Quick hits! There is a new web API called EyeDropper
:
if ('EyeDropper' in window) { const eyeDropper = new EyeDropper(); try { // This has gotta be triggered by a user interaction, // so consider this pseudo-code. const result = await eyeDropper.open(); const colorHexValue = result.sRGBHex; } catch (err) { // The user escaped the eyedropper mode. }
}
- Here’s a very good blog post intro on it.
- It’s only in Chrome’n’friends right now.
- I wish I knew better how to watchdog APIs like this. Looks like it originally came from Edge, then became a community group thing, which is where the draft spec is, which went through a public review before shipping was announced (in Chrome), and now it’s live. Seems like a good process, but also that Chrome can really steamroll right through this process essentially all by themselves. Other browsers really don’t even have to say a word and it still ships. Mixed feelings, but mostly positive, especially because this is such a little bonus feature and not something that I’d consider ultra critical to any web app.

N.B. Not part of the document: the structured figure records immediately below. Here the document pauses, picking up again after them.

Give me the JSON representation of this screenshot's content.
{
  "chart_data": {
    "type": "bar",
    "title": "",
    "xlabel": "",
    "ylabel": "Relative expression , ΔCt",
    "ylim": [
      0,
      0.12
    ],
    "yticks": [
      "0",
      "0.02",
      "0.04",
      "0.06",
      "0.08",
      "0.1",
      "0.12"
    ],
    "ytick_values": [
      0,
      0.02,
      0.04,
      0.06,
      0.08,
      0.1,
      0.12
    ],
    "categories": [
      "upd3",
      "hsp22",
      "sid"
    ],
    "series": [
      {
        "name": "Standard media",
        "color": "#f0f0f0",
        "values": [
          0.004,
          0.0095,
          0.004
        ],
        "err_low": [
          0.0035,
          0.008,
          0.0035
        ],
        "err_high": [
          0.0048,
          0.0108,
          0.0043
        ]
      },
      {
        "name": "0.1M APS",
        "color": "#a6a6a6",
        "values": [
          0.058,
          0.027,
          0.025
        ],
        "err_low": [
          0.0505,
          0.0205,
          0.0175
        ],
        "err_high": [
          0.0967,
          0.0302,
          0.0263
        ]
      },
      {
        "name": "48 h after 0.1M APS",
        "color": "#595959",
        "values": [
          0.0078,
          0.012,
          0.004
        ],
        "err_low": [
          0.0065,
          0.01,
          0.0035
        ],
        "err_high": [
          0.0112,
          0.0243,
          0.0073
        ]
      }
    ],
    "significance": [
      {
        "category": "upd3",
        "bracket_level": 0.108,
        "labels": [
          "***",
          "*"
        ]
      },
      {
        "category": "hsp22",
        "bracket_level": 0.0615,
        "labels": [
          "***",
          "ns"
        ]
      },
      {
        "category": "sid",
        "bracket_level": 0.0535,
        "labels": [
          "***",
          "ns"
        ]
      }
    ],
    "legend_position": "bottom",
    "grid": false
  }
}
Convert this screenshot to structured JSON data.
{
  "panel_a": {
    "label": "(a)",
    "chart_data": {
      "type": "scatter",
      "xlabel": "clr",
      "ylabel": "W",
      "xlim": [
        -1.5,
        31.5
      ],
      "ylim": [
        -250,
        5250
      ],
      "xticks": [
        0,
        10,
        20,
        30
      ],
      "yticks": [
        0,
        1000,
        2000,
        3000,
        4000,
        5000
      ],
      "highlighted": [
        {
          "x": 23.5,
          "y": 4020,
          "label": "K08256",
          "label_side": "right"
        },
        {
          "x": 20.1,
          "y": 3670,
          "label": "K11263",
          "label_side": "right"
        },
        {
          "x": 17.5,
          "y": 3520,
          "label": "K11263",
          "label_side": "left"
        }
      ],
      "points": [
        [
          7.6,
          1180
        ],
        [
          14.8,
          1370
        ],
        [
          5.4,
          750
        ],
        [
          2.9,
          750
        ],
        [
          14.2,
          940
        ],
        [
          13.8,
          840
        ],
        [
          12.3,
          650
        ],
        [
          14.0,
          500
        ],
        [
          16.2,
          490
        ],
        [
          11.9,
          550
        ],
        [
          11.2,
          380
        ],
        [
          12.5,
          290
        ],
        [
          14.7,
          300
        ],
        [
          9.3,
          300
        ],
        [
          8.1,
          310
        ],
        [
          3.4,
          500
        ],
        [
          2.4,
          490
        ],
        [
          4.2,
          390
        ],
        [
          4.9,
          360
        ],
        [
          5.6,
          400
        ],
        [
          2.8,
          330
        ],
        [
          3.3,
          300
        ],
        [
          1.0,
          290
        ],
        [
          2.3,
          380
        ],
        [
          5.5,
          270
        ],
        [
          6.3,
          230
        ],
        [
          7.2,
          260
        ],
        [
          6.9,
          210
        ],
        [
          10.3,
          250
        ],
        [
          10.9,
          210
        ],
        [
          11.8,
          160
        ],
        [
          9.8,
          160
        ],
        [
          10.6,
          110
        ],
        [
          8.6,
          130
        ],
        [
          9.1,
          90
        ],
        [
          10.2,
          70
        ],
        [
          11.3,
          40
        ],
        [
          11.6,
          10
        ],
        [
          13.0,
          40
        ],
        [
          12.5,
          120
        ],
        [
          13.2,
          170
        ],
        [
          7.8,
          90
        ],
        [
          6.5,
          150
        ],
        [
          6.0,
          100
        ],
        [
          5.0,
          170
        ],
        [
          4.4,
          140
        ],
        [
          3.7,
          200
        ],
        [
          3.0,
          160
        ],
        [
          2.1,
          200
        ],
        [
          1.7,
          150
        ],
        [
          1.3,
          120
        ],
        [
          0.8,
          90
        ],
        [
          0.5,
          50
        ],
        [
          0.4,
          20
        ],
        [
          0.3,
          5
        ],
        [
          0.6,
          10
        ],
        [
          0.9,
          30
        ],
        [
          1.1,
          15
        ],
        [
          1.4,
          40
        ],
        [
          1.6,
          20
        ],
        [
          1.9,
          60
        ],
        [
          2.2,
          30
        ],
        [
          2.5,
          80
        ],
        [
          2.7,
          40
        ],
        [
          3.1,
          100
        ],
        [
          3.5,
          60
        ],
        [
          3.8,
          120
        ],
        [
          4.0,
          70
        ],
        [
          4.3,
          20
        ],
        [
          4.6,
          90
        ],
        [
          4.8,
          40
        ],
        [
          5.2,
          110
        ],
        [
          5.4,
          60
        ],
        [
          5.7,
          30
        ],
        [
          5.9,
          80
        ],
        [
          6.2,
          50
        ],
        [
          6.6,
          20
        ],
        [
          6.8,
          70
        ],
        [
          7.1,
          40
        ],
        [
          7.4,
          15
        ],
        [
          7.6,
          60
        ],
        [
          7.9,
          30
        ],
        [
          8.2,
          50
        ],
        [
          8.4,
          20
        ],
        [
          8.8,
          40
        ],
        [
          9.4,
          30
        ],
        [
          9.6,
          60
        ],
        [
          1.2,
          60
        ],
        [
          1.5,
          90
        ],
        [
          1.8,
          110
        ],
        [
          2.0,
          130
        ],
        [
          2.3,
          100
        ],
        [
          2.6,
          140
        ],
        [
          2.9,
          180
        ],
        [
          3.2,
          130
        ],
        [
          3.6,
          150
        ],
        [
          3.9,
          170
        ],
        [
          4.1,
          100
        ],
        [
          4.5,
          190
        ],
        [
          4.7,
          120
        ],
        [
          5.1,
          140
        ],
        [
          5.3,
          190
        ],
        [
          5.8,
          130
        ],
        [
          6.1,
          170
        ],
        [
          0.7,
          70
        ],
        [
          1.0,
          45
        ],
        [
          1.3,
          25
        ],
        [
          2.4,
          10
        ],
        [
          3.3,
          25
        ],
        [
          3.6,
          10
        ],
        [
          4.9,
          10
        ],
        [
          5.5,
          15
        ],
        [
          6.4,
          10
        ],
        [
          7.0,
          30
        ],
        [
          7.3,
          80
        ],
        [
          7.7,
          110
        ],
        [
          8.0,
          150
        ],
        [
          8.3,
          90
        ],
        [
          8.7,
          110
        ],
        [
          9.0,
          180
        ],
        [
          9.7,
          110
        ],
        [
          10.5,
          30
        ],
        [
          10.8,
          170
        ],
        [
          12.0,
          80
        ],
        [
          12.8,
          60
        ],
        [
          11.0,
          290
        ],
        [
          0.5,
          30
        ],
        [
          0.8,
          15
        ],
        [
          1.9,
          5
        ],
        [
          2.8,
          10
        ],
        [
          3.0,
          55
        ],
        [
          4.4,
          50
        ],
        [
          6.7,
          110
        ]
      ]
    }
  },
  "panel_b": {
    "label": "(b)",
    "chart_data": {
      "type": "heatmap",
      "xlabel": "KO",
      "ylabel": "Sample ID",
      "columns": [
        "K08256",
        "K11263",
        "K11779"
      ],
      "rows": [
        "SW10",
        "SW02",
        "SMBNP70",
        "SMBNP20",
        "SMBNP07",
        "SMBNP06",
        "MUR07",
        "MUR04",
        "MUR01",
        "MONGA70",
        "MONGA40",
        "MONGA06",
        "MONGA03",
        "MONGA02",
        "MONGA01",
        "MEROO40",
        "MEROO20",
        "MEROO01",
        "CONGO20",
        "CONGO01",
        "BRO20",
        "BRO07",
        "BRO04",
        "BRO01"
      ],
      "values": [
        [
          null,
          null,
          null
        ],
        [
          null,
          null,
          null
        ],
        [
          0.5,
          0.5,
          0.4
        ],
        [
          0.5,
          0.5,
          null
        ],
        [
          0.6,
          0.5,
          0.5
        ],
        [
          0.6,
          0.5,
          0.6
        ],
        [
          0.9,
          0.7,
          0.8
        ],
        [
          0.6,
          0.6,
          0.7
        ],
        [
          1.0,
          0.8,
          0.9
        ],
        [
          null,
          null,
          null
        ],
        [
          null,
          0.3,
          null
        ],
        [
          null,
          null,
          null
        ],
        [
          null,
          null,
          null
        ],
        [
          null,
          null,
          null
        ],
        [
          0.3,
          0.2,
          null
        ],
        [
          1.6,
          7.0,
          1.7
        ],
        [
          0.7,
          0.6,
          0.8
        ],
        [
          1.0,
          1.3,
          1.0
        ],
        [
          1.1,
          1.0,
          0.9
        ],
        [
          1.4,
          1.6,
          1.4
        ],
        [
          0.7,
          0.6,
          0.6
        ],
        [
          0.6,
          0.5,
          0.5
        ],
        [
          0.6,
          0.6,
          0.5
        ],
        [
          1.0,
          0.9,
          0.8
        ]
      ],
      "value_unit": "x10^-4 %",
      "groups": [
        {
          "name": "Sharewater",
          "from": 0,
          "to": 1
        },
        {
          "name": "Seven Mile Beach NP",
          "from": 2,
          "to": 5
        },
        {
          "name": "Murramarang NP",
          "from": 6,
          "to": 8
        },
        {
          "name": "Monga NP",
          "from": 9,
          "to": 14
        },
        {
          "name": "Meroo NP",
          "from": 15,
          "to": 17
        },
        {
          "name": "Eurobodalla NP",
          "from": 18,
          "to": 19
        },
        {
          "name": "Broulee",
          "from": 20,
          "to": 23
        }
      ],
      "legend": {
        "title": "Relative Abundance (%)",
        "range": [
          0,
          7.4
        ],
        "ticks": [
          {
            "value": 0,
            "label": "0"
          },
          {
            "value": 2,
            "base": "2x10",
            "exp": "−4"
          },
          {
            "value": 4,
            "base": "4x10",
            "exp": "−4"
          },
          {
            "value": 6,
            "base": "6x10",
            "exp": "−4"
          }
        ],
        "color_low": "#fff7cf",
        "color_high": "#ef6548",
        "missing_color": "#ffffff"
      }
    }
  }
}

- You can pick colors from anywhere on your entire screen, which is great. It’ll improve tools like Figma, which has a color picker, but is currently limited to picking off the canvas.
- It’s already being used in production apps, like Slides.com and Polypane, improving UX. (via Bramus)
- There is a Chrome Extention. (again, via Bramus)
- But hey maybe a bookmarklet is just as easy.
- When you do
<input type="color">
, the UI popup thingy for that (platform provided) color picker is in it too (at least on macOS), so there is always that. Makes me think that anywhere you use<input type="color">
it would make sense to also offer a progressively-enhanced button right next to it to jump right to the color picker. Hash tag free web component idea.